Dalam kasus apapun jalan menuju kesuksesan di masyarakat kapitalis digambarkan sebagai perjuangan dengan resiko--resiko dimana, diperlihatkan, seorang individu dengan kualitas yang baik sajalah yang dapat menghadapinya. Hadiah nampak ada di kejauhan; dan jalan untuk mencapainya penuh kesepian. Maka selanjutnya, yang berlangsung adalah persaingan diantara serigala-serigala; pemenangnya akan muncul dengan ongkos kegagalan lainnya.
Sekarang saya akan mencoba mendefinisikan individu, aktor dalam drama yang sedang bergerak dan aneh dari pembangunan sosialisme ini, dalam keberadaan gandanya sebagai manusia unik dan sekaligus anggota dari masyarakat.
Saya pikir tempat memulainya adalah memahami kualitas ketidaklengkapannya, sebagai produk yang belum selesai. Sisa masa lampau dibawanya hingga saat kini dalam kesadaran individu, dan sebuah kerja yang terus menerus diperlukan untuk mengikis sisa-sisa itu. Proses ini berlangsung dalam dua sisi. Di satu sisi masyarakat bertindak melalui pendidikan langsung dan tak langsung; di sisi lain, individu menyarankan diri bagi proses pendidikan sadar diri.
Masyarakat baru yang terbentuk harus bersaing secara gigih dengan masa lalu. Masa lampau tertanam bukan hanya dalam kesadaran individu--dimana sisa sebuah pendidikan yang secara sistematik diorientasikan ke arah pemisahan individu masih sarat dikandung--namun juga melalui watak dasar dari transisi itu dimana hubungan komoditi masih bertahan. Komoditi merupakan sel ekonomi masyaraiat kapitalis. Selama ia masih ada, efeknya akan menyusup dalam organisasi produksi dan, konsekuensinya, ke dalam kesadaran.
Marx memaparkan periode transisi sebagai hasil dari ledakan transformasi dari sistem kapitalis yang dihancurkan oleh kontradiksinya sendiri. Namun, dalam kenyataan sejarah, kita menyaksikan bahwa beberapa negara yang ikatan dahannya dengan pohon imperialisme lemah akan lepas pertama kali --sebuah fenomena yang diramalkan oleh Lenin.
Di negara-negara itu kapitalisme telah berkembang secara cukup untuk menciptakan efek yang dirasakan oleh rakyat dengan satu atau lain cara; namun bukannya kontradiksi internal kapitalismelah yang menyeburkan semua kemungkinan, menyebabkan sistem pecah. Perjuangan untuk membebaskan diri dari penindas asing, kesengsaraan yang disebabkan oleh kejadian eksternal seperti peperangan,yang memberikan konsekuensi kelas-kelas diuntungkan menyokong kelas-kelas terhisap. gerakan pembebasan yang bertujuan menggulingkan rejim neokolonialis--inilah faktor jamak dalam melepaskan jenis eksploitasi seperti ini. Tindakan sadar bekerja sepenuhnya.

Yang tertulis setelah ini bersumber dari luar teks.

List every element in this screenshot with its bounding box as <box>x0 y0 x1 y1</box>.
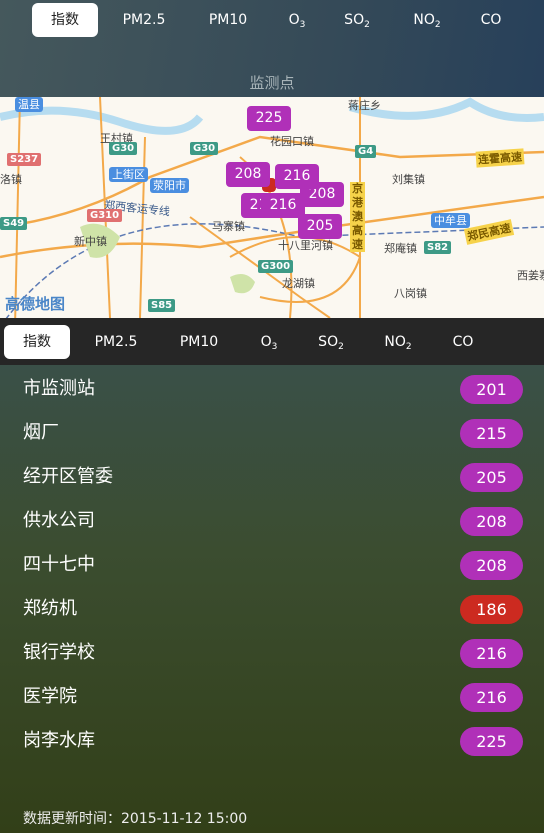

Sebuah pendidikan lengkap bagi kerja sosial masih belum berlangsung di negara-negara yang baru membebaskan diri dari neokolonialisme itu, dan kemakmuran masih jauh dari jangkauan massa melalui proses penyerapan yang sederhana. Di satu sisi, keterbelakangan, dan biasanya larinya modal ke luar negeri, di sisi lain, transisi yang cepat tanpa pengorbanan adalah mustahi. Jalan untuk membangun basis ekonomi, dan godaan untuk sekedar tunduk pada kepentingan material sebagai ukuran kemajuan pembangunan masih teramat besar.
Ada bahaya bahwa hutan tak akan nampak karena pohon-pohon. Impian, bahwa sosialisme dapat dicapai dengan bantuan dari peralatan tumpul yang ditinggalkan kepada kita oleh kapitalisme (komoditi sebagai sel ekonomi, laba, kepentingan materi individu sebagai ukuran, dsb.) dapat mengarahkan pada sebuah persekutuan buta.
Dan kau akan dipusingkan di sana setelah melalui perjalanan panjang dengan banyak persimpangan, dan sulit untuk keluar dari jalan yang salah. Sementara itu, fondasi ekonomi yang telah diletakkan telah bekerja merongrong perkembangan kesadaran. Untuk membangun komunisme adalah perlu, secara simultan dengan landasan material baru, membangun manusia baru.
Itulah sebabnya amat penting memilih instrumen yang tepat untuk memobilisasi massa. Pada dasarnya, instrumen itu harus berkarakter moral, tanpa mengabaikan, bagaimanapun juga, penggunaan secara tepat insentif materi--khususnya yang berkarakter sosial.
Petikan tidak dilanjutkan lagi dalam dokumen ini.